ADHD: Changing a behaviour? How about teaching a new one instead?

Often parents and teachers approach me with questions about changing, or more specifically, getting rid of, a behaviour that is driving them crazy, disrupting their family or classroom, or maybe even dangerous!

I'd like to start by describing a very formal procedure we use in the schools when dealing with a problematic behaviour, and take it from there.

Sam, an 8 year old boy who becomes upset when given math work often rips it up, hides it, or just starts acting out by disrupting other students. His teacher says he's "just trying to get away with it! He knows he can do it, he just doesn't want to!"

Following the philosophy of Dr. Green, I try to think "kids do well when they can" rather than "kids do well when they want to." And I wonder about why he might not be able to do well. I assume Sam would rather complete the work and get a good grade and bring it home to show his parents. Something is keeping him from doing that. And that's the first of two interventions we are going to engage Sam in. This one we call the environmental intervention. We ask "What allows or causes Sam to engage in this behaviour?" It's tempting to think that more punishment, stricter rules or some other form of control will help, but that is usually not the case. Such interventions, if they would work, would already have worked.  We want to check out the environment and make some decisions. This often includes academic testing. More often than not students object to academic work because it's at the wrong level. Too hard, or maybe too easy. If that's the case we change the work to meet his ability level. That means Sam can do whatever work we give him at about an 85% level of efficiency. We call this his level of "efficacy." It's that point where doing the work is easy enough to not cause stress, but not so easy as to be boring or meaningless. This is especially hard to do in today's classrooms where everyone is suppose to operate at exactly the same level! Even though we know there are hugh developmental differences between students in every class. At any rate, we try to determine what in the environment allows this to happen, or makes it happen. With his math it may be the work is too hard, so we change the work to meet his level of competence. It might also have been he has ADHD and can only focus for 15 minutes before becoming distracted. So, we might set a timer for him to react to and come and get feedback. Or simply shorten the work by making a line that says "get here, see me" so that he comes to the teacher for feedback.  Sometimes a student may get in arguments on the playground because he isn't supervised. What allows his behaviour to happen? A lack of supervision. So we either provide it or we put him in a more successful environment. That's step one. We figure out what environmental changes we need to make to reduce Sam's need to engage in the behaviour. And we mean positive, support based changes.

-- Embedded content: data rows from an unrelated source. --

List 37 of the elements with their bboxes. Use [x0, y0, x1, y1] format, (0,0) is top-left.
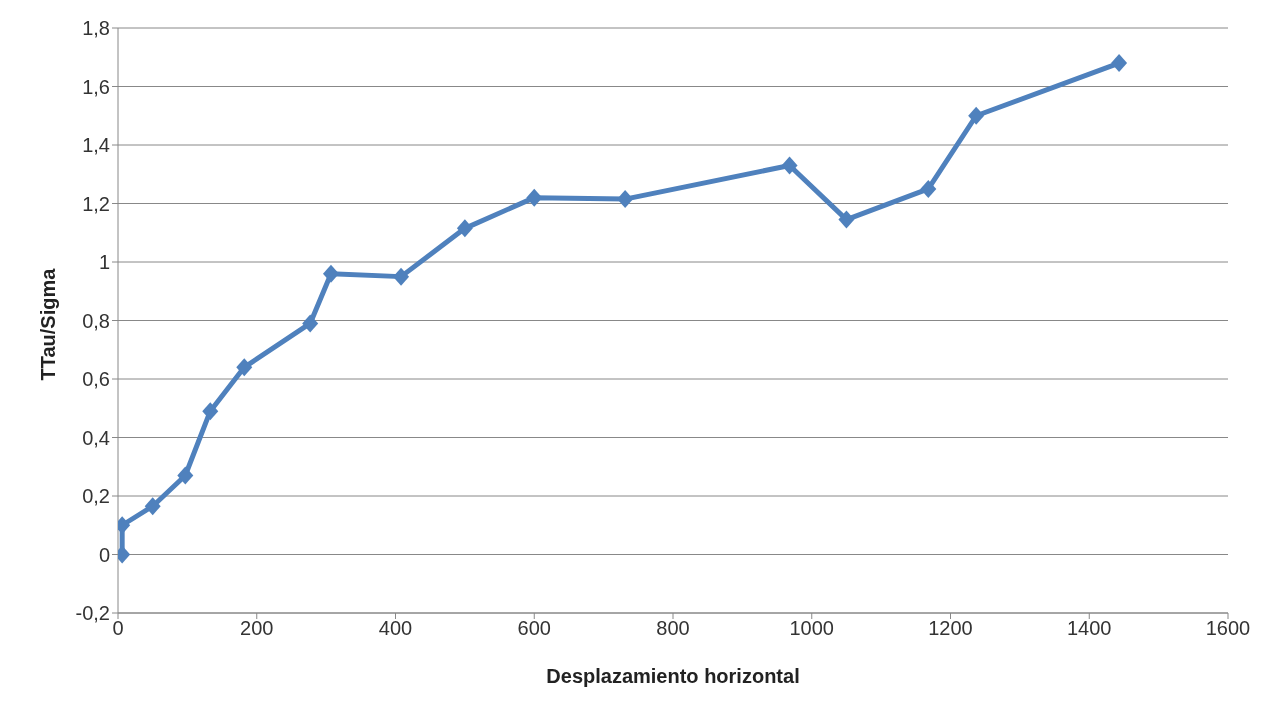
- x-tick-label: 1000: [789, 617, 834, 640]
- x-axis-title: Desplazamiento horizontal: [546, 665, 800, 687]
- x-tick-label: 0: [112, 617, 124, 640]
- y-tick-label: 0,8: [82, 309, 110, 332]
- y-axis-title: TTau/Sigma: [37, 267, 60, 381]
- y-tick-label: 0,6: [82, 368, 110, 391]
- point: [781, 156, 798, 175]
- point: [322, 264, 339, 283]
- y-tick-label: -0,2: [75, 602, 110, 625]
- point: [202, 402, 219, 421]
- point: [617, 190, 634, 209]
- point: [526, 188, 543, 207]
- point: [920, 179, 937, 198]
- point: [302, 314, 319, 333]
- point: [456, 219, 473, 238]
- point: [1111, 54, 1128, 73]
- x-tick-label: 1200: [928, 617, 973, 640]
- y-tick-label: 0,2: [82, 485, 110, 508]
- y-tick-label: 1,2: [82, 192, 110, 215]
- y-tick-label: 1,4: [82, 134, 110, 157]
- y-tick-label: 0: [98, 543, 110, 566]
- x-tick-label: 400: [378, 617, 413, 640]
- y-tick-label: 1,8: [82, 17, 110, 40]
- x-tick-label: 1400: [1067, 617, 1112, 640]
- x-tick-label: 600: [517, 617, 551, 640]
- point: [838, 210, 855, 229]
- x-tick-label: 200: [240, 617, 274, 640]
- point: [144, 497, 161, 516]
- x-tick-label: 1600: [1205, 617, 1251, 640]
- x-tick-label: 800: [656, 617, 690, 640]
- point: [236, 358, 253, 377]
- y-tick-label: 1,6: [82, 75, 110, 98]
- point: [968, 106, 985, 125]
- y-tick-label: 1: [98, 251, 110, 274]
- point: [393, 267, 410, 286]
- y-tick-label: 0,4: [82, 426, 110, 449]
- point: [177, 466, 194, 485]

But that isn't the end of the problem. We need to also understand the specific function of the behaviour to teach a new skill that helps Sam meet that goal next time in an appropriate way. We do what is called a Functional Behaviour Analysis (FBA). We observe Sam and try to figure out WHY he doesn't do his math. What is the function of his behaviour? He makes noises and disrupts to? In this case we determine he does this to avoid work he finds difficult.

Yes, we have changed the work so it's difficulty level is reduced, but step two of changing a behaviour is teaching a new skill that meets the function of the previous behaviour. In this case Sam was avoiding difficult work. Instead of avoiding difficult work by being disruptive we might teach him to ask for help. We could do this any number of different ways. We might start assignments by having Sam look them over and asking one question that will make it easier. We might give him "question tokens" he can use to ask for help, or give him yellow tabs he can attach to any piece of work and use to get rid of the work and complete it at another time with the help of a classroom aide. Every day he gets three stickers he can place on work he is having difficulty with and place it on the teacher's desk. When the aide comes in she takes Sam aside and quickly and painlessly (a key element) helps him get his work done and answers questions.

The key point here is that we are teaching Sam what we call a Functionally Equivalent Replacement Behaviour. Previously, when confronted with something he found hard and difficult, he acted out and disrupted the class. Now when confronted with something he finds hard and difficult he knows how to ask for help. He still is avoiding doing the work alone. But we all do that. Think of how many times a difficult project at your job was given to a committee and divided up. It's an appropriate replacement behaviour. And we can't make the behaviour go away by changing the work and be satisfied, because the real problem was Sam's behavioural response to this kind of situation. Now we have taught him a new skill.

This is how to deal with almost every behaviour of concern. You make environmental changes to reduce the need to engage in it, and then you teach a new functionally equivalent replacement behaviour. For an excellent, complete and FREE set of training materials for yourself or your school you can go to the State of California's PENT (Positive environment Network of Trainers) site. There you will find complete programs for working with children in the schools, for training teachers and for completing a Functional Behaviour Analysis. Their site is located here.

This blog isn;t written to teach you everything you need to know about dealing with school or home behaviours. But I do hope it helps you understand that there is a formal way to look at, understand and intervene in schools. And if your child is having behaviour problems, especially if they are "coded: H or R, ask your school "Where is the FBA?" You want to make sure both of these important components of a behavioural intervention are present.